Bu kadar derneği bir arada yürütmek ona zor
geliyordu gelmesine ama bundan büyük de zevk almıyordu denemez. Bir sürü hizmet
yapıyor ondan yaşama sevinci alıyor. Bunu ona çok görmemek lazım.
Hayatını
sosyal hizmetlere adamış bir adam o. İnancını demokratik mücadele yaymaya
çalışmak: onun tüm amacı bu. Bu uğurda her şeyini feda ediyor. Malını, mülkünü,
bedeni ve ruhunu. İsteseler canını bile verebilir.
Çayları ben
dağıttım. Bu bana zevk verdi. O konuştu ben kâh dinledim, kah koridorda olan
kazandan çay doldurduğum için dinleyemedim. Sonra oturdum. Yapılacakları
lap-topta yazarak ekrana yansıttım.
İstişareye
açtım konuyu. Sülalemizin geçmişine Kur’an okunması, mevlit yapılaması teklif
edildi. Ben ailenin sorunlarını araştırılması, yardıma muhtaç olanlara yardım
edilmesi, sorunları olanların sorunlarının çözümüne katkıda bulunulması,
dargınların barıştırılması- bu şimdi aklıma geldi- yönetimin periyodik olarak toplanıp bu
meseleleri görüşmesi, her toplantıda birini ele alıp çözüme kavuşturmasını,
şecerenin tamamlanmasını, toplantılara gelmeyenlere gidilmesini, sülale
büyüklerinin mezarlarının bakımının yapılması. Bir yardım sandığının kurulması,
ihtiyacı olanlara kredi kullandırılmasını teklif ettim. Bayağı kabul gördü.
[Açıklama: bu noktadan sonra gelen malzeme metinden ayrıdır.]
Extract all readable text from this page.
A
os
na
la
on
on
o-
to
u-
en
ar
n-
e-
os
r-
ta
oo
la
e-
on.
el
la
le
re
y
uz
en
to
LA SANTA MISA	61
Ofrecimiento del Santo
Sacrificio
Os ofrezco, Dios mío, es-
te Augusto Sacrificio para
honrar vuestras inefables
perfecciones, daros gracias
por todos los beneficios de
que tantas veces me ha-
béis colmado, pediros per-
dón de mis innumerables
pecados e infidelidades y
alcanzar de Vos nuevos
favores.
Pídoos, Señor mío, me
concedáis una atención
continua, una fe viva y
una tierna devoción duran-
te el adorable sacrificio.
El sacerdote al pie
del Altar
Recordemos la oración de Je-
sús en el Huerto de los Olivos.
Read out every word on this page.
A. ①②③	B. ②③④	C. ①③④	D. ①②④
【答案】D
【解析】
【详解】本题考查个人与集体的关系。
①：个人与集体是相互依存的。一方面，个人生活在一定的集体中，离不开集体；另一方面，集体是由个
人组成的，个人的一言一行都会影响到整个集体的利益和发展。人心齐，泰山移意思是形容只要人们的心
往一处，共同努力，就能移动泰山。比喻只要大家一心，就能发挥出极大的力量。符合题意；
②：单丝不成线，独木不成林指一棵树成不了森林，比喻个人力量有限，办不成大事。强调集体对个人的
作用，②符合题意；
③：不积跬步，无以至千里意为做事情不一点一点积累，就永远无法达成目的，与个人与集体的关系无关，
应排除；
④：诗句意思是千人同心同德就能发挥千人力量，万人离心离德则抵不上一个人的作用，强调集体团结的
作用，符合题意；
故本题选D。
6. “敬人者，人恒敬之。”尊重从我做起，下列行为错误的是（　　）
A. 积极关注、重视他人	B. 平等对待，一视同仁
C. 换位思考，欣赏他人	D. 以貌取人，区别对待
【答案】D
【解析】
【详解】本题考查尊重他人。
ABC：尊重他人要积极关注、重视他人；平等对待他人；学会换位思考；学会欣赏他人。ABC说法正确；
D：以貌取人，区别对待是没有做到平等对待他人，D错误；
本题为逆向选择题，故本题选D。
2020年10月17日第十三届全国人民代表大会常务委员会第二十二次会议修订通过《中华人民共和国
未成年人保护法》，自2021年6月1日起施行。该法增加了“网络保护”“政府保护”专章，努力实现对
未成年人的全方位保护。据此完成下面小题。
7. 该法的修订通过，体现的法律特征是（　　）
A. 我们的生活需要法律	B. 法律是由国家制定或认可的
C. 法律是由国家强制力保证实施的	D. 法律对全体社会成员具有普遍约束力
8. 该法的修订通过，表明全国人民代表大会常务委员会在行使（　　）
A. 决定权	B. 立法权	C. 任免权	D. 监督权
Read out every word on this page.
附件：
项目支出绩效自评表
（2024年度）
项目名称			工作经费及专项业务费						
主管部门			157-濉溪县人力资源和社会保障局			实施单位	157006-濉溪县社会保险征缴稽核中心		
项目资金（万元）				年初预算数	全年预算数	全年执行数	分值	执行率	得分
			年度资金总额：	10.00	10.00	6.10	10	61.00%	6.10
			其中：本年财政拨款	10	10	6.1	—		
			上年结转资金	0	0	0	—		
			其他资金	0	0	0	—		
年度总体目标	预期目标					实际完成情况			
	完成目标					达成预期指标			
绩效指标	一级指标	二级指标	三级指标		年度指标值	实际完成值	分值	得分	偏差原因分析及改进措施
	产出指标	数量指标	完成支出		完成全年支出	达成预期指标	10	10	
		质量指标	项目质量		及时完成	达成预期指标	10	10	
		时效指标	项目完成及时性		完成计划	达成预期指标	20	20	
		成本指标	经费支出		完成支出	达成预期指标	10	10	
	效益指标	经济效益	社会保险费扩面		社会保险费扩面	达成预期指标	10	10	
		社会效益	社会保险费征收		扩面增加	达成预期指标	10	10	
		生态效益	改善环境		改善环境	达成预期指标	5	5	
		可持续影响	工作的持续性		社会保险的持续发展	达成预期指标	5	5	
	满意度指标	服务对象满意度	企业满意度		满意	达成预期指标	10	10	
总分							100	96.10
Sülale pikniklerini yılda bir kez yapılmasını kararlaştırdık. Pek sevilen bu
pikniklere ara verilmesi akrabaları üzmüştü.
Şimdi resmi
işleri yapmak gerek. Bir takım formaliteler, resmi ziyaretler yapılmalı. Sabık
başkanı anma toplantısı yapmalı. Ben bir slayt yaparım. Hayat hikayesi okunur.
Bu onu önere eder. Depresyona düşme ihtimalini azaltır. Hem de vefa olur. Bir
gelenek başlatılır. İyi bir başlangıç yapılır.